Jerry Brown vs. the Parent Trigger Law?
California's new governor shakes up the education board.
Editors' Note: This education dispatch is part of a new ongoing series reported from Mission High School, where education writer Kristina Rizga is known to students as "Miss K." Click here to see all of Mojo's recent education coverage, or follow The Miss K Files on Twitter or with this RSS Feed.
After a week of depressing announcements about looming budget woes, the California Teachers Association is celebrating some good news for a change. On Wednesday, The Sacramento Bee reported that governor Jerry Brown plans to spare K-12 education and community colleges from another massive round of cuts—if, and this is a big if—California voters can accept higher taxes on their purchases, cars, and income.

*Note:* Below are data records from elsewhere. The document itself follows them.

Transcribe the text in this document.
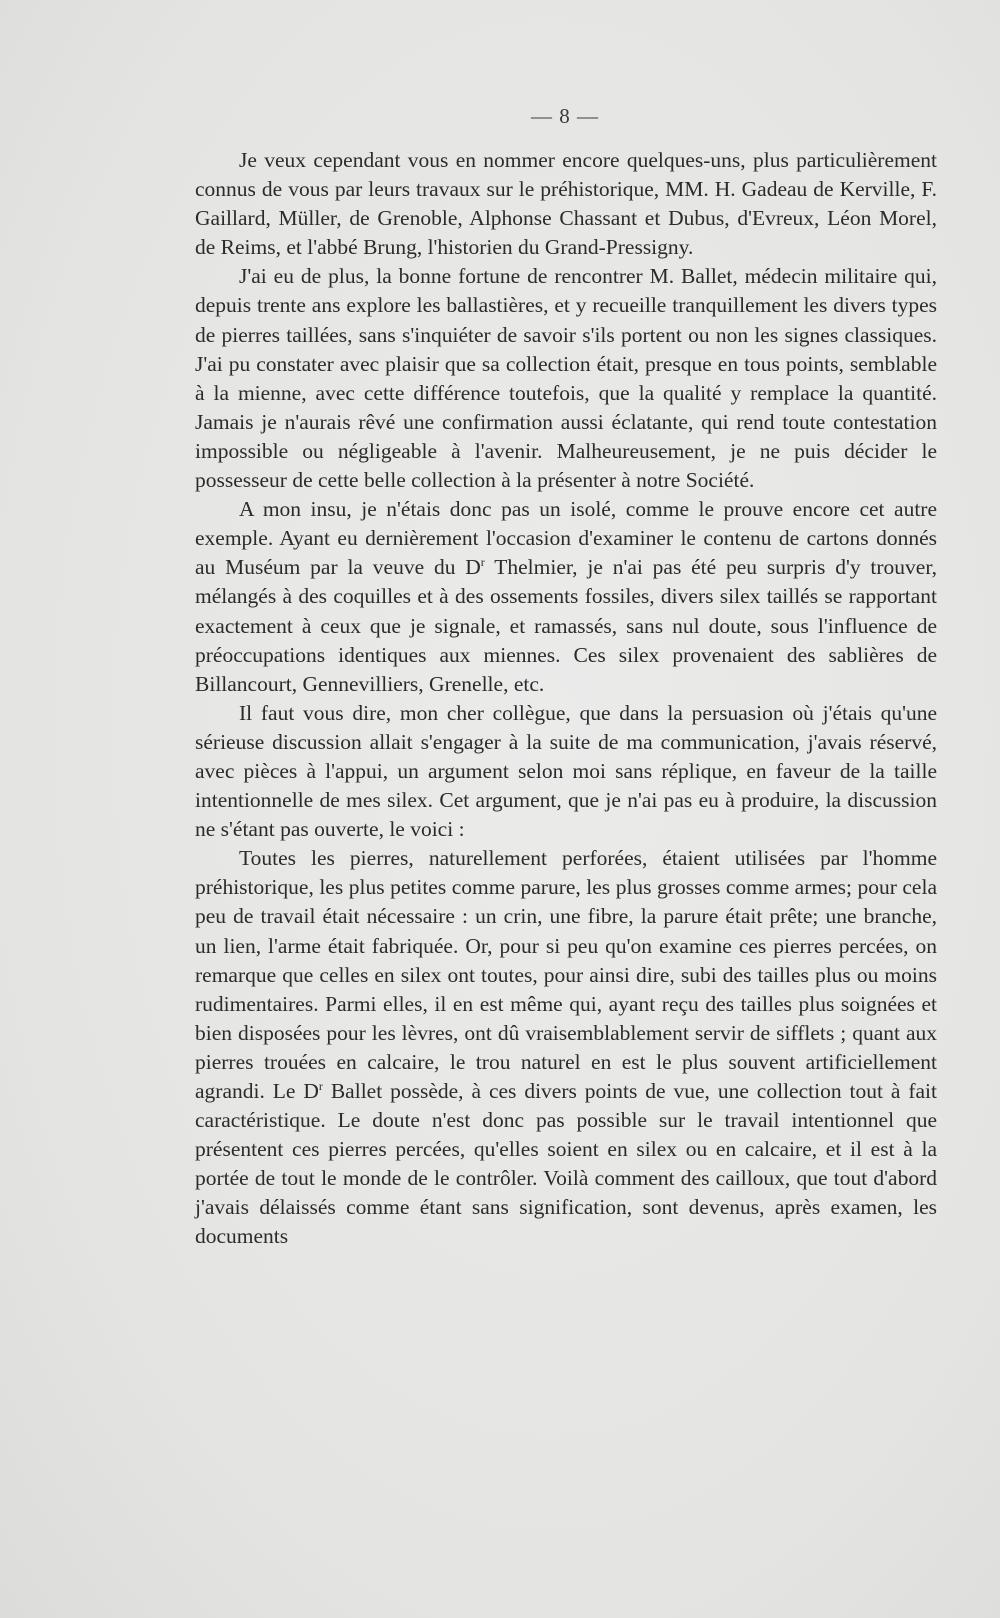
— 8 —

Je veux cependant vous en nommer encore quelques-uns, plus particulièrement connus de vous par leurs travaux sur le préhistorique, MM. H. Gadeau de Kerville, F. Gaillard, Müller, de Grenoble, Alphonse Chassant et Dubus, d'Evreux, Léon Morel, de Reims, et l'abbé Brung, l'historien du Grand-Pressigny.

J'ai eu de plus, la bonne fortune de rencontrer M. Ballet, médecin militaire qui, depuis trente ans explore les ballastières, et y recueille tranquillement les divers types de pierres taillées, sans s'inquiéter de savoir s'ils portent ou non les signes classiques. J'ai pu constater avec plaisir que sa collection était, presque en tous points, semblable à la mienne, avec cette différence toutefois, que la qualité y remplace la quantité. Jamais je n'aurais rêvé une confirmation aussi éclatante, qui rend toute contestation impossible ou négligeable à l'avenir. Malheureusement, je ne puis décider le possesseur de cette belle collection à la présenter à notre Société.

A mon insu, je n'étais donc pas un isolé, comme le prouve encore cet autre exemple. Ayant eu dernièrement l'occasion d'examiner le contenu de cartons donnés au Muséum par la veuve du $D^r$ Thelmier, je n'ai pas été peu surpris d'y trouver, mélangés à des coquilles et à des ossements fossiles, divers silex taillés se rapportant exactement à ceux que je signale, et ramassés, sans nul doute, sous l'influence de préoccupations identiques aux miennes. Ces silex provenaient des sablières de Billancourt, Gennevilliers, Grenelle, etc.

Il faut vous dire, mon cher collègue, que dans la persuasion où j'étais qu'une sérieuse discussion allait s'engager à la suite de ma communication, j'avais réservé, avec pièces à l'appui, un argument selon moi sans réplique, en faveur de la taille intentionnelle de mes silex. Cet argument, que je n'ai pas eu à produire, la discussion ne s'étant pas ouverte, le voici :

Toutes les pierres, naturellement perforées, étaient utilisées par l'homme préhistorique, les plus petites comme parure, les plus grosses comme armes; pour cela peu de travail était nécessaire : un crin, une fibre, la parure était prête; une branche, un lien, l'arme était fabriquée. Or, pour si peu qu'on examine ces pierres percées, on remarque que celles en silex ont toutes, pour ainsi dire, subi des tailles plus ou moins rudimentaires. Parmi elles, il en est même qui, ayant reçu des tailles plus soignées et bien disposées pour les lèvres, ont dû vraisemblablement servir de sifflets ; quant aux pierres trouées en calcaire, le trou naturel en est le plus souvent artificiellement agrandi. Le $D^r$ Ballet possède, à ces divers points de vue, une collection tout à fait caractéristique. Le doute n'est donc pas possible sur le travail intentionnel que présentent ces pierres percées, qu'elles soient en silex ou en calcaire, et il est à la portée de tout le monde de le contrôler. Voilà comment des cailloux, que tout d'abord j'avais délaissés comme étant sans signification, sont devenus, après examen, les documents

Brown plans to hold a related special election this spring.
Today, Brown's office released the names of the seven members who'll sit on California's State Board of Education, the state body that sets education policies for the state. Gone is a member who supported the "parent trigger" law, a controversial education reform that union members staunchly opposed. Anti-charter advocate and education professor Diane Ravitch views the new board as a victory, tweeting that control has shifted from big-business/foundations to teachers and teacher unions.
Speaking of charter schools, Brown opened two himself when he was mayor of Oakland and has since signaled to pro-charter advocates, including US education secretary Arne Duncan, that he now believes charter schools are driven by faith in overly simplistic solutions with a "pervasive technocratic bias and an uncritical faith in the power [of] social science."